There’s a fine op-ed in this morning’s edition of Raleigh’s News & Observer by Brian Gibbs, who is an associate professor in the Department of Education at UNC Chapel Hill. In it, Gibbs explains what North Carolina lawmakers should be doing if they’re serious about bringing “innovation” to struggling schools. Spoiler alert: It’s not turning them over to for-profit charter management companies as the current law allows. Here’s Gibbs:
The “innovations” that the charter companies will likely employ are innovations of budget and a more stringent focus on testing. In the increasingly pressured world of “successful” and “achieving” schools, evidence of success and achievement are almost universally moving the needle, ever so slightly, up in relation to test scores. The innovation in “innovation” districts likely also means that metaphorically, the conditions on the sinking ship that is the school(s) they are taking over are so desperate that they are allowed to “throw overboard” everything not found of value by the test. This includes health, social studies, art, music, PE as well as more artistic, creative, culturally sustaining pedagogies, or ways to teach, as well as students who may be found lacking….
Typically, takeovers like this move the needle a little due to the intense focus and often punitive nature of their approach to teaching. This is neither innovative nor what’s called for. What is called for is innovation that includes a heady mixture of imagination, creativity and energy. The teachers in these schools know their students. The students know and trust them. Community members, in particular the parents, have come together asking to participate in a democratic re-imagining with the state of North Carolina, but were not given enough lead time to fully gather and be heard.
Why can’t the state, if the situation is so dire that “innovation” is necessary, encourage innovation at the school-site level by taking away some restrictions on standard curricula and testing? Why not create the circumstances where teachers could innovate through shifting the school day, finding more time to develop teaching methods that are more connected to the needs of their students? Why not encourage the school to innovate, providing it the same leniency and leeway the state was willing to afford the charter company? It could be the beginning of a renewed community partnership.
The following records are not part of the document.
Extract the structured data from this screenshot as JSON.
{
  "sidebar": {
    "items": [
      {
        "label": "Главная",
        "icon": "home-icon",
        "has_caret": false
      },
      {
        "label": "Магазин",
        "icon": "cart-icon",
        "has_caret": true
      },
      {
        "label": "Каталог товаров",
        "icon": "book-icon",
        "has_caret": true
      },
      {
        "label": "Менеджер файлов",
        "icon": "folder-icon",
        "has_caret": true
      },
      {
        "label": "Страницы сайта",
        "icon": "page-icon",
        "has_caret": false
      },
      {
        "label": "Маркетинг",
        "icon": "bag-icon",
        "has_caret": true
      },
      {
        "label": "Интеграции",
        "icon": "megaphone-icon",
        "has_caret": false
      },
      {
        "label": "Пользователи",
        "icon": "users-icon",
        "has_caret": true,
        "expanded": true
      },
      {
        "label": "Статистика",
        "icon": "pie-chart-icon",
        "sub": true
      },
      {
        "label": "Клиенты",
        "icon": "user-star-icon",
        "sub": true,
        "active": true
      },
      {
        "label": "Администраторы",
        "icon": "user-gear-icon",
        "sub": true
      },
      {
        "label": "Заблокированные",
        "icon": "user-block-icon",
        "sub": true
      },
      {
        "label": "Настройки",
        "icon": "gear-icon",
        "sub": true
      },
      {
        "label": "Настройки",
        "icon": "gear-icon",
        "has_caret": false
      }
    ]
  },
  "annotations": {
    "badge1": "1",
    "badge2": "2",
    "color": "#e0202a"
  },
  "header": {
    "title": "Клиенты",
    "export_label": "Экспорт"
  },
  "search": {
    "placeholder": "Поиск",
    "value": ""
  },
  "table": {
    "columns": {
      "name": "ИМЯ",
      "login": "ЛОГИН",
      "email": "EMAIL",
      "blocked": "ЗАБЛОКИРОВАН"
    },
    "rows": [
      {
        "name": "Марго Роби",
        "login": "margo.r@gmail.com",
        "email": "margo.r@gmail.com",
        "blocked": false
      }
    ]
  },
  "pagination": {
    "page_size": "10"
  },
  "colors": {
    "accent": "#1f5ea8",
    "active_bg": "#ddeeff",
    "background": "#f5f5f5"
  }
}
This kind of innovation could lead to a democratic practice with a long and storied history called community schooling. This process allows voice to teachers, administrators, students, parents, community members and interested individuals. They are invited to take part in deep discussions about particular issues impacting the specific school these stakeholders are invested in. Glenn Elementary School was able to speak with one voice, as parents, teachers, students and school board members came together.
As Durham County school board chair Mike Lee said, “We will not allow this to define what our public schools are about. Get ready, because Durham is ready to fight.” May they fight on and may we win. Not just resistance to the Innovation District, but to gain the ability to engage in true innovation in our public schools.”